A verdade é que a criação de dificuldades à obtenção de receitas próprias, que decorram da actividade de cada Partido, da generosidade, abnegação e participação dos seus militantes, atinge particularmente o PCP. Nomeadamente medidas como a limitação das receitas de actividades de angariação de fundos, que procuram empurrar para a ilegalidade as receitas que o PCP obtém nas muitas centenas de grandes e pequenas iniciativas que promove por todo o País não apenas em períodos eleitorais. Ou, ainda, a limitação das receitas em numerário, pelas dificuldades que cria à recolha de pequenas contribuições e ao pagamento de pequenas quotas (tanto mais quando são conhecidas as limitações crescentes que os próprios bancos colocam a muitos trabalhadores e reformados de possuírem conta bancária e livros de cheques, devido aos seus saldos bancários).

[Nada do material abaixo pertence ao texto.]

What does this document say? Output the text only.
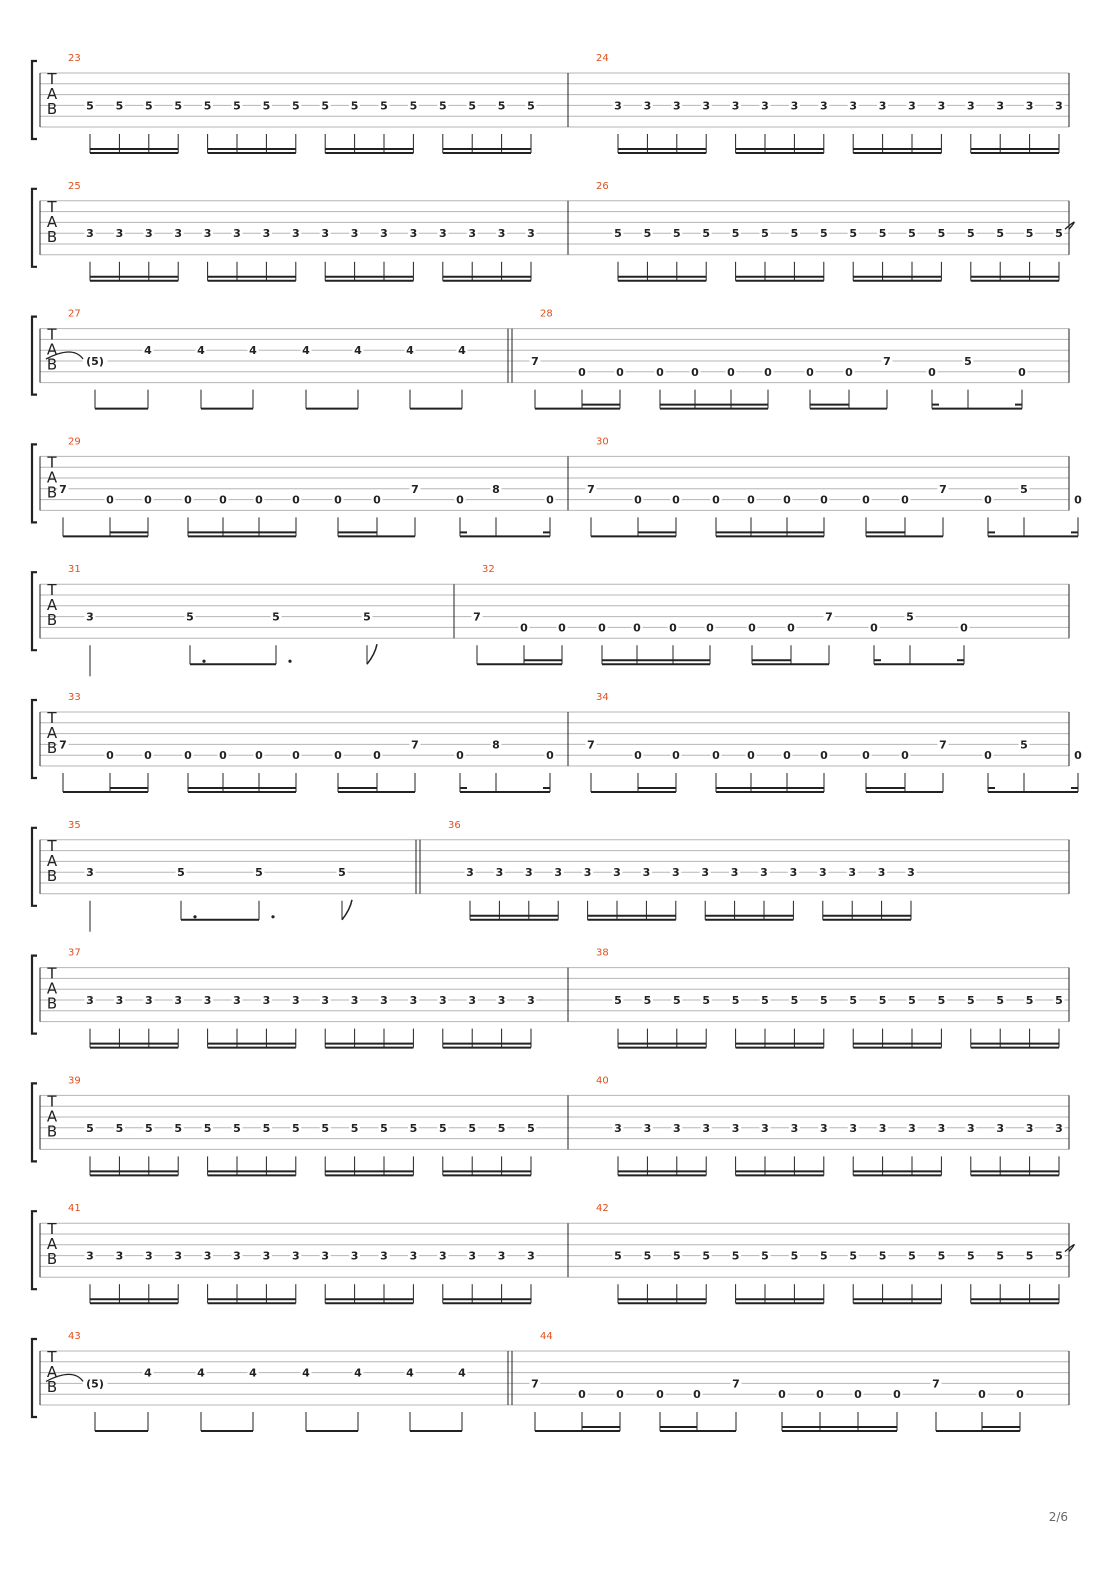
T
A
B
23
5 5 5 5 5 5 5 5 5 5 5 5 5 5 5 5
24
3 3 3 3 3 3 3 3 3 3 3 3 3 3 3 3
T
A
B
25
3 3 3 3 3 3 3 3 3 3 3 3 3 3 3 3
26
5 5 5 5 5 5 5 5 5 5 5 5 5 5 5 5
T
A
B
27
(5)
4	4	4	4	4	4	4
28
7
0	0	0 0	0	0	0	0
7
0
5
0
T
A
B
29
7
0	0	0 0	0	0	0	0
7
0
8
0
30
7
0	0	0 0	0	0	0	0
7
0
5
0
T
A
B
31
3	5	5	5
32
7
0	0	0 0	0	0	0	0
7
0
5
0
T
A
B
33
7
0	0	0 0	0	0	0	0
7
0
8
0
34
7
0	0	0 0	0	0	0	0
7
0
5
0
T
A
B
35
3	5	5	5
36
3 3 3 3 3 3 3 3 3 3 3 3 3 3 3 3
T
A
B
37
3 3 3 3 3 3 3 3 3 3 3 3 3 3 3 3
38
5 5 5 5 5 5 5 5 5 5 5 5 5 5 5 5
T
A
B
39
5 5 5 5 5 5 5 5 5 5 5 5 5 5 5 5
40
3 3 3 3 3 3 3 3 3 3 3 3 3 3 3 3
T
A
B
41
3 3 3 3 3 3 3 3 3 3 3 3 3 3 3 3
42
5 5 5 5 5 5 5 5 5 5 5 5 5 5 5 5
T
A
B
43
(5)
4	4	4	4	4	4	4
44
7
0	0	0	0
7
0	0	0	0
7
0	0
2/6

O PCP sempre fez depender o seu financiamento das suas próprias forças, assim pretendendo que continue. É que a independência financeira do PCP é mais uma garantia da sua independência orgânica, política e ideológica. Essa é uma das razões por que, na actividade do partido, das suas organizações e militantes, a par da sua intervenção política, deve ser sempre colocada a preocupação com a recolha de fundos e o equilíbrio financeiro.
Pagar quotas, acompanhar e promover o seu pagamento, é um dever fundamental de cada militante do partido. Atenção deve ser dada também constantemente ao aumento do valor da quota, à recolha de contribuições extraordinárias, ao cumprimento dos compromissos dos eleitos, à promoção de iniciativas, políticas, culturais e de convívio, visando sempre o aumento da capacidade financeira do PCP. O apelo feito pelo Partido à contribuição com um dia de salário do 13.º mês de todos os militantes pode constituir um importante contributo nesse sentido.